Model menggunakan pendekatan analisis transaksional. Model ini menerangkan
bahwa dalam berhubungan individu-individu terlibat dalam bermacam permaianan.
Kepribadian dasar dalam permainan ini dibagi dalam 3 bagian yaitu, Kepribadian orang tua (aspek kepribadian yang merupakan asumsi dan perilaku
yang diterima dari orang tua atau yang dianggap sebagi orang tua). Kepribadian orang dewasa (bagian kepribadian yang mengolah informasi secara
rasional) dan Kepribadian anak (kepribadian yang diambil dari perasaan dan
pengalaman kanak-kanak yang mengandung potensi intuisi, spontanitas,
kreativitas dan kesenangan).
4)
Model Interaksional (interacsional model).
Model ini
memandang hubungann interpersonal sebagai suatu sistem . Setiap sistem memiliki
sifat struktural, integratif dan medan. Secara singkat model ini menggabungkan
model pertukaran, peranan dan permainan.
B.
Memulai
Hubungan
Tak
dapat dipungkiri bahwa ketertarikan fisik merupakan salah satu faktor utama
seseorang timbul rasa ingin memulai hubungan. Pembentukan kesan pertama membuat
individu ingin memulai hubungan interpersonal. Adapun tahap-tahap dalam hubungan interpersonal yakni
meliputi
:
1) Pembentukan.
Tahap ini sering disebut juga dengan tahap perkenalan. Beberapa peneliti
telah menemukan hal-hal menarik dari proses perkenalan. Fase pertama, “fase
kontak yang permulaan”, ditandai oleh usaha kedua belah pihak untuk menangkap informasi
dari reaksi kawannya. Masing-masing pihak berusaha menggali secepatnya
identitas, sikap dan nilai pihak yang lain. Bila mereka merasa ada kesamaan,
mulailah dilakukan proses mengungkapkan diri. Pada tahap ini informasi yang
dicari meliputi data demografis, usia, pekerjaan, tempat tinggal, keadaan
keluarga dan sebagainya. Menurut Charles R. Berger informasi pada tahap perkenalan dapat
dikelompokkan pada tujuh kategori yaitu, informasi demografis, sikap dan
pendapat (tentang orang atau objek), rencana yang akan datang, kepribadian, perilaku pada masa lalu, orang lain
serta, hobi dan minat.
2). Peneguhan Hubungan.
Hubungan interpersonal tidaklah bersifat statis, tetapi selalu berubah.

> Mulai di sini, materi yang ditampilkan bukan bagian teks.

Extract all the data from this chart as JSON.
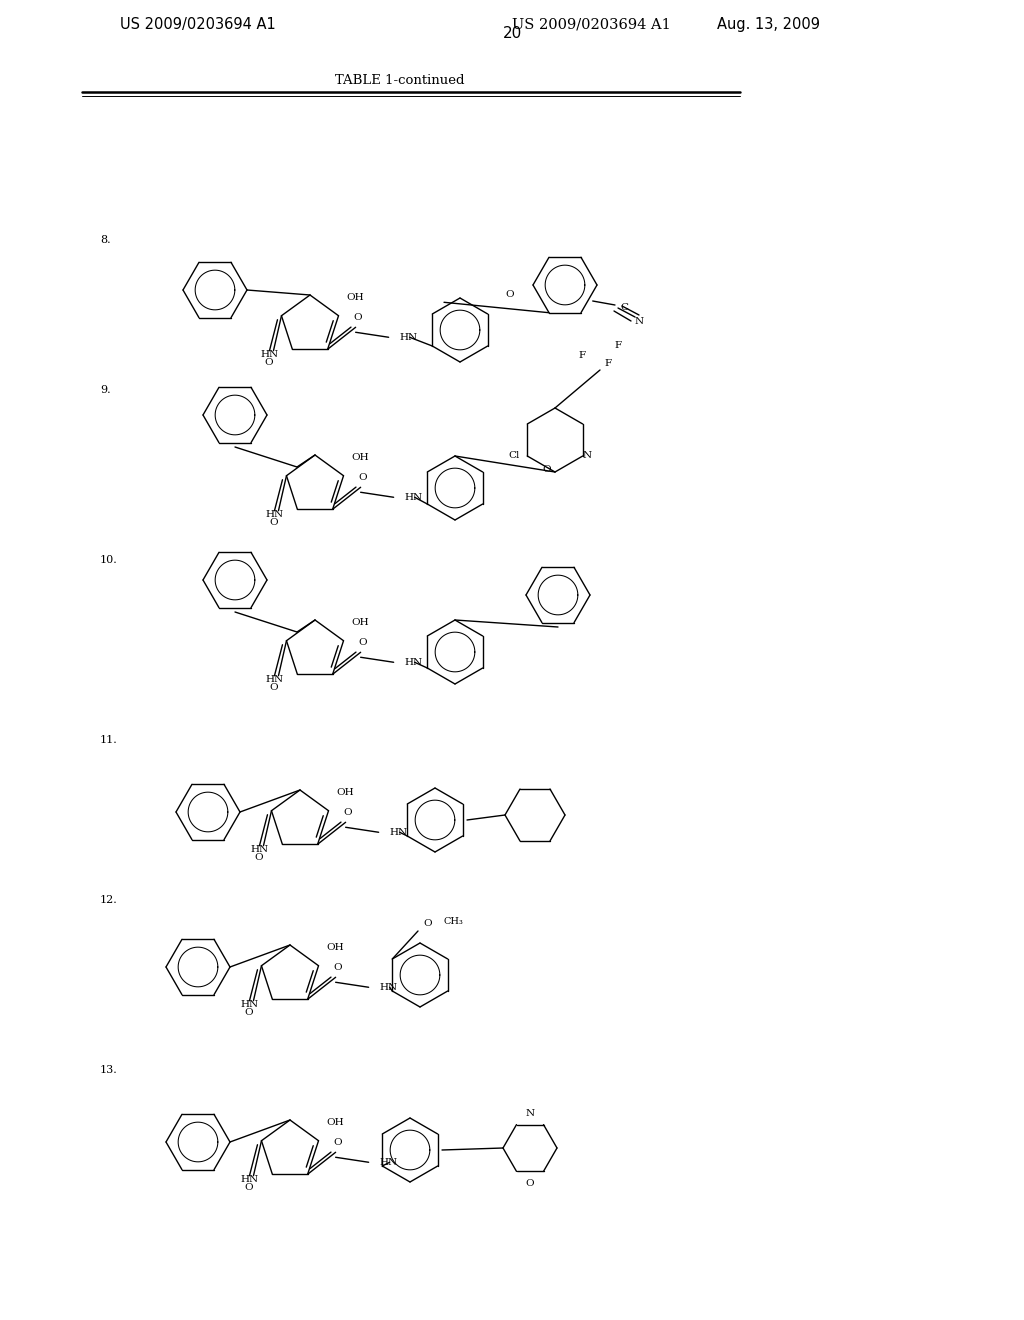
{
  "page_number": "20",
  "patent_number": "US 2009/0203694 A1",
  "date": "Aug. 13, 2009",
  "table_title": "TABLE 1-continued",
  "background_color": "#ffffff",
  "text_color": "#000000",
  "figsize": [
    10.24,
    13.2
  ],
  "dpi": 100
}
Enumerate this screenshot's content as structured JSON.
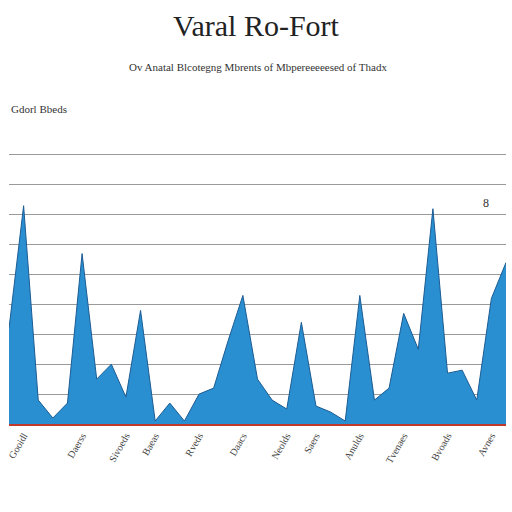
{
  "chart_data": {
    "type": "area",
    "title": "Varal Ro-Fort",
    "subtitle": "Ov Anatal Blcotegng Mbrents of Mbpereeeeesed of Thadx",
    "annotations": [
      "Gdorl Bbeds",
      "8"
    ],
    "categories": [
      null,
      "Gooidl",
      null,
      null,
      null,
      "Daerss",
      null,
      null,
      "Sivoeds",
      null,
      "Baeas",
      null,
      null,
      "Rveds",
      null,
      null,
      "Daacs",
      null,
      null,
      "Neolds",
      null,
      "Saers",
      null,
      null,
      "Anulds",
      null,
      null,
      "Tvenaes",
      null,
      null,
      "Bvoads",
      null,
      null,
      "Avnes",
      null
    ],
    "values": [
      3.2,
      7.3,
      0.8,
      0.2,
      0.7,
      5.7,
      1.5,
      2.0,
      0.9,
      3.8,
      0.1,
      0.7,
      0.1,
      1.0,
      1.2,
      2.8,
      4.3,
      1.5,
      0.8,
      0.5,
      3.4,
      0.6,
      0.4,
      0.1,
      4.3,
      0.8,
      1.2,
      3.7,
      2.5,
      7.2,
      1.7,
      1.8,
      0.8,
      4.2,
      5.4
    ],
    "color": "#2a8fd0",
    "ylim": [
      0,
      10
    ],
    "yticks": [
      0,
      1,
      2,
      3,
      4,
      5,
      6,
      7,
      8,
      9,
      10
    ],
    "grid": true,
    "tick_labels": "x"
  }
}
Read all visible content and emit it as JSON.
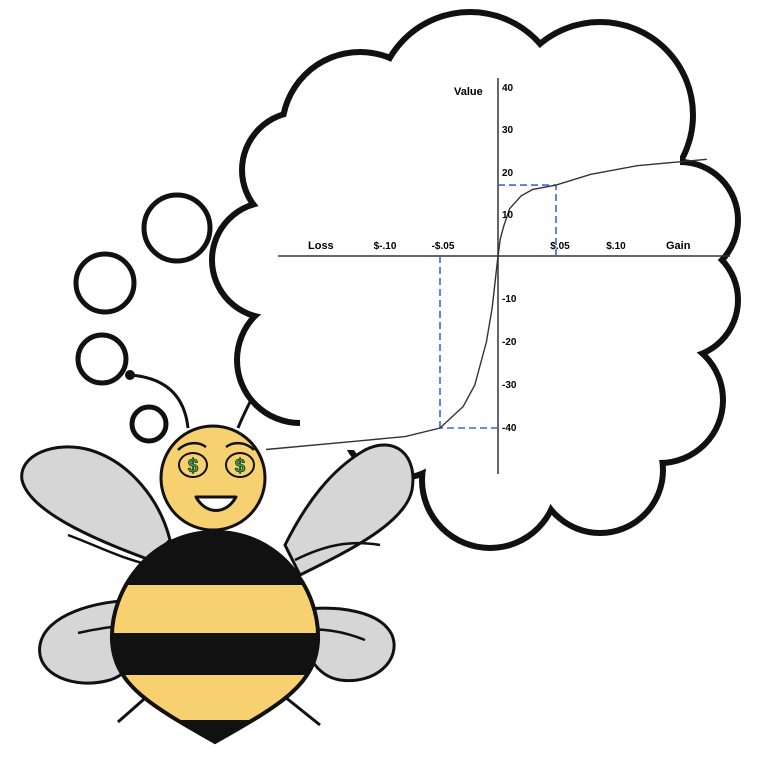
{
  "chart_data": {
    "type": "line",
    "title": "",
    "xlabel": "Gain",
    "xlabel_negative": "Loss",
    "ylabel": "Value",
    "x_tick_labels": [
      "$-.10",
      "-$.05",
      "$.05",
      "$.10"
    ],
    "y_tick_labels": [
      "40",
      "30",
      "20",
      "10",
      "-10",
      "-20",
      "-30",
      "-40"
    ],
    "xlim": [
      -0.21,
      0.23
    ],
    "ylim": [
      -50,
      40
    ],
    "series": [
      {
        "x": [
          -0.2,
          -0.12,
          -0.08,
          -0.05,
          -0.03,
          -0.02,
          -0.01,
          -0.005,
          0,
          0.002,
          0.005,
          0.01,
          0.02,
          0.03,
          0.05,
          0.08,
          0.12,
          0.16,
          0.18
        ],
        "y": [
          -45,
          -43,
          -42,
          -40,
          -35,
          -30,
          -20,
          -12,
          0,
          4,
          7,
          11,
          14,
          15.5,
          16.5,
          19,
          21,
          22,
          22.5
        ]
      }
    ],
    "reference_points": [
      {
        "x": 0.05,
        "y": 16.5
      },
      {
        "x": -0.05,
        "y": -40
      }
    ],
    "colors": {
      "curve": "#333333",
      "reference_lines": "#3a64e8"
    }
  },
  "illustration": {
    "subject": "bee",
    "eye_symbol": "$",
    "colors": {
      "body_yellow": "#f7d070",
      "stripe_black": "#111111",
      "wing_gray": "#d6d6d6",
      "eye_green": "#2fa84f"
    }
  }
}
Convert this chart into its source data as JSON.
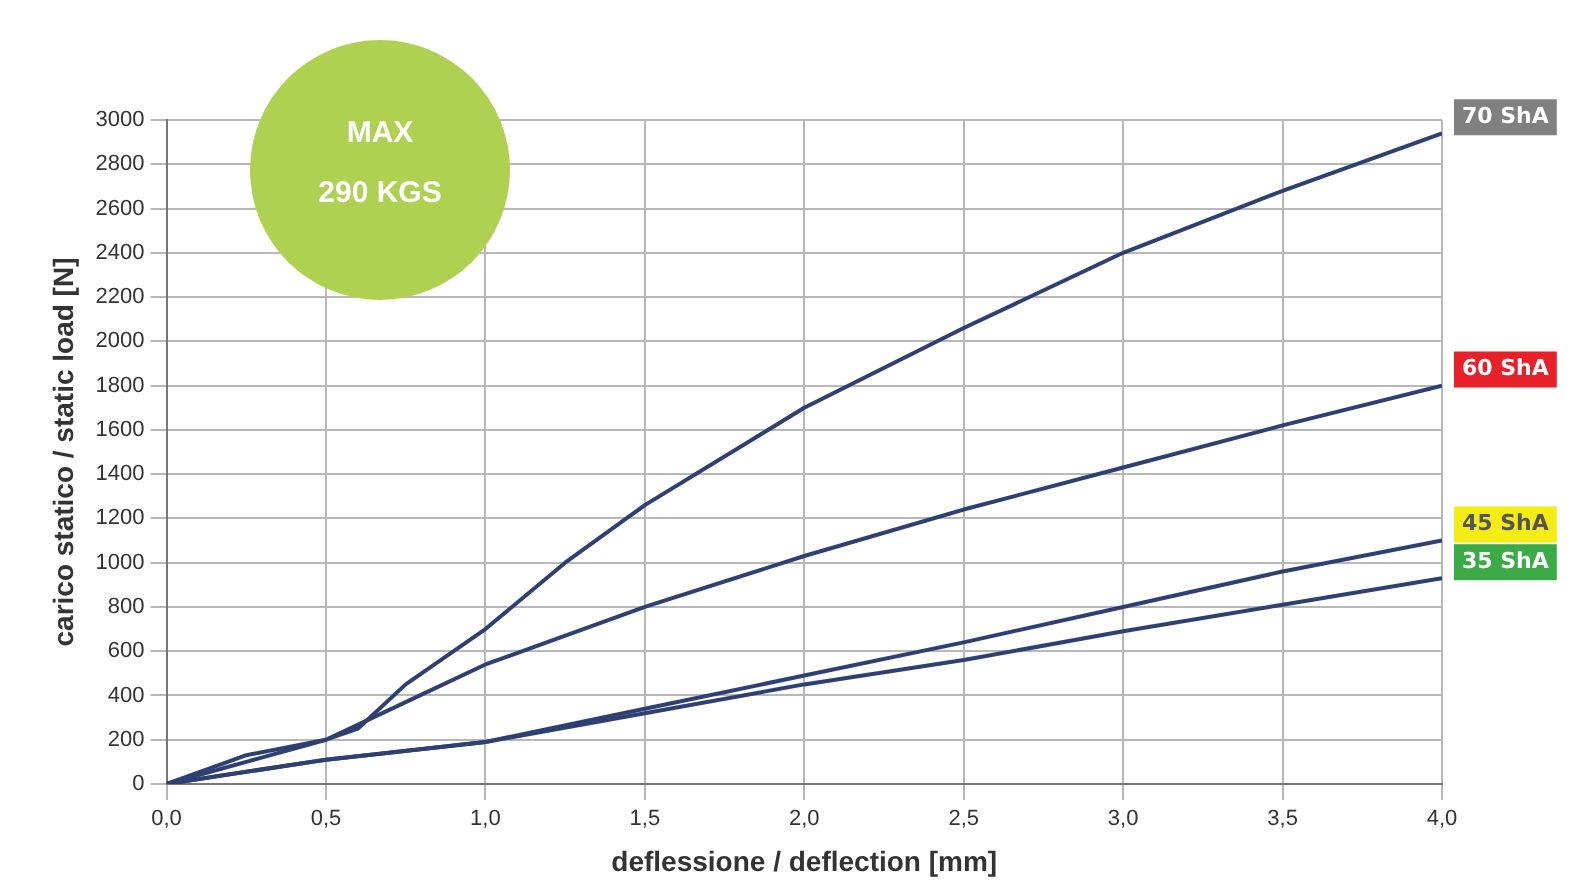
{
  "chart_data": {
    "type": "line",
    "xlabel": "deflessione / deflection [mm]",
    "ylabel": "carico statico / static load [N]",
    "annotations": [
      "MAX 290 KGS"
    ],
    "series": [
      {
        "name": "70 ShA",
        "color": "#2e3f74",
        "x": [
          0,
          0.25,
          0.5,
          0.6,
          0.75,
          1.0,
          1.25,
          1.5,
          2.0,
          2.5,
          3.0,
          3.5,
          4.0
        ],
        "values": [
          0,
          130,
          200,
          250,
          450,
          700,
          1000,
          1260,
          1700,
          2060,
          2400,
          2680,
          2940
        ]
      },
      {
        "name": "60 ShA",
        "color": "#2e3f74",
        "x": [
          0,
          0.25,
          0.5,
          0.75,
          1.0,
          1.5,
          2.0,
          2.5,
          3.0,
          3.5,
          4.0
        ],
        "values": [
          0,
          100,
          200,
          370,
          540,
          800,
          1030,
          1240,
          1430,
          1620,
          1800
        ]
      },
      {
        "name": "45 ShA",
        "color": "#2e3f74",
        "x": [
          0,
          0.5,
          1.0,
          1.5,
          2.0,
          2.5,
          3.0,
          3.5,
          4.0
        ],
        "values": [
          0,
          110,
          190,
          340,
          490,
          640,
          800,
          960,
          1100
        ]
      },
      {
        "name": "35 ShA",
        "color": "#2e3f74",
        "x": [
          0,
          0.5,
          1.0,
          1.5,
          2.0,
          2.5,
          3.0,
          3.5,
          4.0
        ],
        "values": [
          0,
          110,
          190,
          320,
          450,
          560,
          690,
          810,
          930
        ]
      }
    ],
    "xlim": [
      0,
      4
    ],
    "xticks": [
      {
        "value": 0,
        "label": "0,0"
      },
      {
        "value": 0.5,
        "label": "0,5"
      },
      {
        "value": 1,
        "label": "1,0"
      },
      {
        "value": 1.5,
        "label": "1,5"
      },
      {
        "value": 2,
        "label": "2,0"
      },
      {
        "value": 2.5,
        "label": "2,5"
      },
      {
        "value": 3,
        "label": "3,0"
      },
      {
        "value": 3.5,
        "label": "3,5"
      },
      {
        "value": 4,
        "label": "4,0"
      }
    ],
    "ylim": [
      0,
      3000
    ],
    "yticks": [
      0,
      200,
      400,
      600,
      800,
      1000,
      1200,
      1400,
      1600,
      1800,
      2000,
      2200,
      2400,
      2600,
      2800,
      3000
    ],
    "grid": true,
    "legend": "right",
    "marker": "none",
    "line_style": "solid"
  }
}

Untuk memelihara dan memperteguh hubungan interpersonal, diperlukan
tindakan-tindakan tertentu untuk mengembalikan keseimbangan. Ada empat faktor
penting dalam memelihara keseimbangan ini, yaitu:
b. Kontrol (kesepakatan
antara kedua belah pihak yang melakukan komunikasi dan menentukan siapakah yang
lebih dominan didalam komunikasi tersebut).
c. Respon yang tepat (feedback atau umpan balik
yang akan terima jangan sampai komunikator salah memberikan informasi sehingga
komunikan tidak mampu memberikan feedback yang tepat).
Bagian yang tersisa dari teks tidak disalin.